= Command Decisions =

American television series

Command Decisions was a series produced by Hoff Productions which aired on The History Channel in 2004. Each episode depicted an historic battle through re-creations, and gave the viewer an opportunity to test his or her skills, strategies, and nerve as a commander through nine questions.
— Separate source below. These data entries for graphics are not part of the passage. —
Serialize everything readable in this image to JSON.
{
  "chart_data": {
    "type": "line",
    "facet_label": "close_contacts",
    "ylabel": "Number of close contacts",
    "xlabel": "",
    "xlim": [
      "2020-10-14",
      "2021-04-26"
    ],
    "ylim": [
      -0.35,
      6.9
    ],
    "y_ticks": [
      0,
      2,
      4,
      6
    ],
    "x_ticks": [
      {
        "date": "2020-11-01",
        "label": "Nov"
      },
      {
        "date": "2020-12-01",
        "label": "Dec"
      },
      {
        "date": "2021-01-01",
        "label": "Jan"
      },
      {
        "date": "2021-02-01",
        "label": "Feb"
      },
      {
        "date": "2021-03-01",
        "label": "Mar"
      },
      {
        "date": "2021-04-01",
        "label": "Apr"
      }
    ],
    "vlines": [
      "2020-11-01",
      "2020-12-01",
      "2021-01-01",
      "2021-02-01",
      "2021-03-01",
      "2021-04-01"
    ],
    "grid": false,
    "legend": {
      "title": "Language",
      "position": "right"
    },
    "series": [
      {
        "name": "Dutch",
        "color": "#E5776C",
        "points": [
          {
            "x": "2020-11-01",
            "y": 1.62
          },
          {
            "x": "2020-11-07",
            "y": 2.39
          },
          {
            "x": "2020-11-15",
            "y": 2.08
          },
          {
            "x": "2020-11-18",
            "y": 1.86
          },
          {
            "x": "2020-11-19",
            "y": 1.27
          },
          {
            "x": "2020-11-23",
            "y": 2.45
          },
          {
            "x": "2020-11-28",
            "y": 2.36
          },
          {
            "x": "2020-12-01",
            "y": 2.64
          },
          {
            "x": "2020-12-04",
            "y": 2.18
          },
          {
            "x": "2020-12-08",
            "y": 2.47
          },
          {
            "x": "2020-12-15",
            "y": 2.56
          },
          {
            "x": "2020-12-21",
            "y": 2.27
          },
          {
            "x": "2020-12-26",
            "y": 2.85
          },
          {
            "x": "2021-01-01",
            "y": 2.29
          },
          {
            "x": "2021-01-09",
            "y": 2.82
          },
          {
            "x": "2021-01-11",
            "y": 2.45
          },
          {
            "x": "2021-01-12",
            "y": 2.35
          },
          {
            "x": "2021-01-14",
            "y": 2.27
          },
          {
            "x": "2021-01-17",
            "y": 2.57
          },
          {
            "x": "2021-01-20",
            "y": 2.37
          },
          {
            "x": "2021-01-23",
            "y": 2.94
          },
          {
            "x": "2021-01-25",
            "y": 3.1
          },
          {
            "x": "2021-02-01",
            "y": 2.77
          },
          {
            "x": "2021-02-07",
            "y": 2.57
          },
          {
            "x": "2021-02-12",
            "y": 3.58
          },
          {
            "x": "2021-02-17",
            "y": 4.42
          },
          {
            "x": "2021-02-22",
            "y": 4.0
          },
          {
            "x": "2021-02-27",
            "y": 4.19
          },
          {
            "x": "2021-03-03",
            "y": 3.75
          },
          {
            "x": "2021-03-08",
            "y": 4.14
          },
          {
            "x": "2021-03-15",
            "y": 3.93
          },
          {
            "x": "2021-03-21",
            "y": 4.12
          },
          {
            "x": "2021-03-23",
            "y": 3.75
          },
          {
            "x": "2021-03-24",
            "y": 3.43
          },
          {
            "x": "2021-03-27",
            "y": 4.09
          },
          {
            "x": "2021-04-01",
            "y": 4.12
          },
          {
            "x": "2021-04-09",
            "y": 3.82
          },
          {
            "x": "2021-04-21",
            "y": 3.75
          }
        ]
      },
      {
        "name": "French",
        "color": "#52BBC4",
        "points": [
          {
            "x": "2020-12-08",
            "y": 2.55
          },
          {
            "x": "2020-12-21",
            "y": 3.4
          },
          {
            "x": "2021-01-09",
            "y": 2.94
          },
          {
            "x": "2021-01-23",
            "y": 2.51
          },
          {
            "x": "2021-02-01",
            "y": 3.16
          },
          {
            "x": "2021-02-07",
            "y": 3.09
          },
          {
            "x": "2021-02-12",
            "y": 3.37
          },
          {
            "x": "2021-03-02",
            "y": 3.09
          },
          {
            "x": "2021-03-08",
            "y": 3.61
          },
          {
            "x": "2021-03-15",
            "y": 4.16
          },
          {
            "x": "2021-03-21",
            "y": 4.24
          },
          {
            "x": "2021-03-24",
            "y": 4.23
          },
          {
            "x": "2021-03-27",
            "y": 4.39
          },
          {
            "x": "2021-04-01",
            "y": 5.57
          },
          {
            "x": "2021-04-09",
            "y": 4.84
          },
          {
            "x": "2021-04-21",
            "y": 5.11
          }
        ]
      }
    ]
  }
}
The viewer was asked to imagine themselves in the mind of the battlefield commander, and would choose from three options for how to proceed.

List of depicted battles:
- Battle of the Bulge (December 1944 – January 1945) Original Airdate: July 23, 2004
- Battle of Britain (1940)
- Battle of Iwo Jima (February–March 1945) Original Airdate: December 18, 2004
- Battle of Rivoli (January 1797) Original Airdate: December 5, 2004
- San Juan Hill (July 1898) Original Airdate: November 24, 2004
- Siege of Alesia (September 52 BC)
- Tet Offensive (1968) Original Airdate: September 24, 2004
- Six Day War (June 1967) Original Airdate: October 1, 2004
- Cambrai (November–December 1917) Original Airdate: July 30, 2004
- Châlons (June 451 AD) Original Airdate: October 8, 2004
- Gettysburg (July 1863) Original Airdate: October 15, 2004
- Little Bighorn (June 1876) Original Airdate: October 22, 2004
- Inch'on (September 1950)
- Marathon (490 BC) Original Airdate: September 10, 2004
- Waterloo (June 1815) Original Airdate: August 13, 2004
- Stalingrad (August 1942 – February 1943) Original Airdate: August 13, 2004
- Gulf War (Desert Shield Phase) (August 1990 – February 1991) Original Airdate: December 12, 2004
- Desert Storm (January–February 1991) Original Airdate: October 29, 2004
- Midway (June 1942)
- Saratoga (September–October 1777) Original Airdate: October 20, 2004
- Hastings (October 1066) Original Airdate: November 18, 2004

The episode titled "The Siege of Alesia" was filmed in 2003 and featured the historical reenactment groups Legio X Fretensis as the Romans and a Celtic group named "Gaestate" who modified their equipment and costume to emulate Gauls of the First Century BC.

== Spinoff ==
Command Decisions: Presidents on the Brink, a digital shortform video series featuring Doris Kearns Goodwin and focusing on US history, was released online in 2025.